If you have an pystac.ItemCollection, you can download multiple items at once. This can be particularly useful when you’re querying a STAC API, e.g. with pystac-client.

import stac_asset
from pystac_client import Client

client = Client.open("https://earth-search.aws.element84.com/v1")
item_search = client.search(
   collections=["sentinel-2-l2a"],
   query="grid:code=MGRS-13TDE",
   max_items=1
)
item_collection = item_search.item_collection()
await stac_asset.download_item_collection(item_collection, ".")

If you run the above code, you’ll probably see some errors. That’s because some assets in Earth Search’s sentinel-2-l2a collections only have s3:// hrefs that require requester pays buckets. stac-asset uses the asset’s href to guess the correct client to use for each download. Each client can have its own configuration variables; see each client’s documentation in API documentation for more information. To provide a configured client to the API, use clients:

from stac_asset import S3Client

s3_client = S3Client(requester_pays=True)
await stac_asset.download_item_collection(item_collection, ".", clients=[s3_client])

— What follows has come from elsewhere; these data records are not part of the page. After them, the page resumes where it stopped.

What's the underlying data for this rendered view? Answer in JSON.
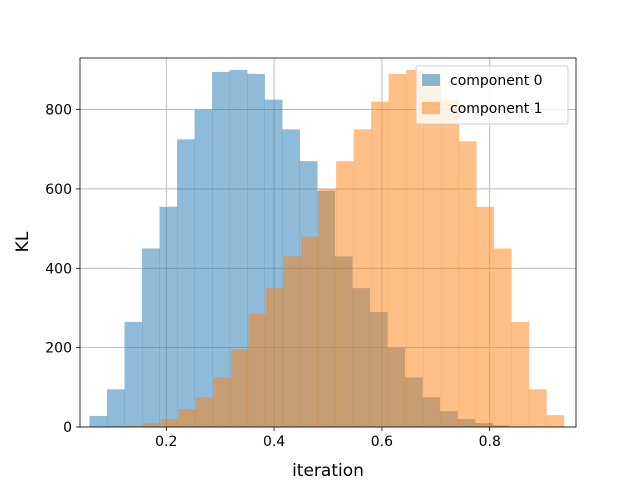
{
  "chart_data": {
    "type": "histogram",
    "xlabel": "iteration",
    "ylabel": "KL",
    "xlim": [
      0.04,
      0.96
    ],
    "ylim": [
      0,
      930
    ],
    "x_ticks": [
      0.2,
      0.4,
      0.6,
      0.8
    ],
    "x_tick_labels": [
      "0.2",
      "0.4",
      "0.6",
      "0.8"
    ],
    "y_ticks": [
      0,
      200,
      400,
      600,
      800
    ],
    "y_tick_labels": [
      "0",
      "200",
      "400",
      "600",
      "800"
    ],
    "grid": true,
    "legend_position": "top-right",
    "series": [
      {
        "name": "component 0",
        "color": "#1f77b4",
        "alpha": 0.5,
        "bin_width": 0.0325,
        "bin_starts": [
          0.0575,
          0.09,
          0.1225,
          0.155,
          0.1875,
          0.22,
          0.2525,
          0.285,
          0.3175,
          0.35,
          0.3825,
          0.415,
          0.4475,
          0.48,
          0.5125,
          0.545,
          0.5775,
          0.61,
          0.6425,
          0.675,
          0.7075,
          0.74,
          0.7725,
          0.805,
          0.8375,
          0.87
        ],
        "values": [
          28,
          95,
          265,
          450,
          555,
          725,
          800,
          895,
          900,
          890,
          825,
          750,
          670,
          595,
          430,
          350,
          290,
          200,
          125,
          75,
          40,
          20,
          10,
          4,
          1,
          0
        ]
      },
      {
        "name": "component 1",
        "color": "#ff7f0e",
        "alpha": 0.5,
        "bin_width": 0.0325,
        "bin_starts": [
          0.0925,
          0.125,
          0.1575,
          0.19,
          0.2225,
          0.255,
          0.2875,
          0.32,
          0.3525,
          0.385,
          0.4175,
          0.45,
          0.4825,
          0.515,
          0.5475,
          0.58,
          0.6125,
          0.645,
          0.6775,
          0.71,
          0.7425,
          0.775,
          0.8075,
          0.84,
          0.8725,
          0.905
        ],
        "values": [
          1,
          3,
          10,
          20,
          45,
          75,
          125,
          195,
          285,
          350,
          430,
          480,
          600,
          670,
          750,
          820,
          890,
          900,
          890,
          825,
          720,
          555,
          450,
          265,
          95,
          30
        ]
      }
    ]
  }
}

See API documentation for each available function and class.

CLI#

Our Command-Line Interface provides pipe-enabled interface for downloading items and item collections. We can use pystac-client’s CLI to search, and then pipe those results to our CLI.

stac-client search https://earth-search.aws.element84.com/v1 \
     -c sentinel-2-l2a \
     --query 'grid:code=MGRS-13TDE' \
     --max-items 1 | \
 stac-asset download

See CLI documentation for more information on the available subcommands and options.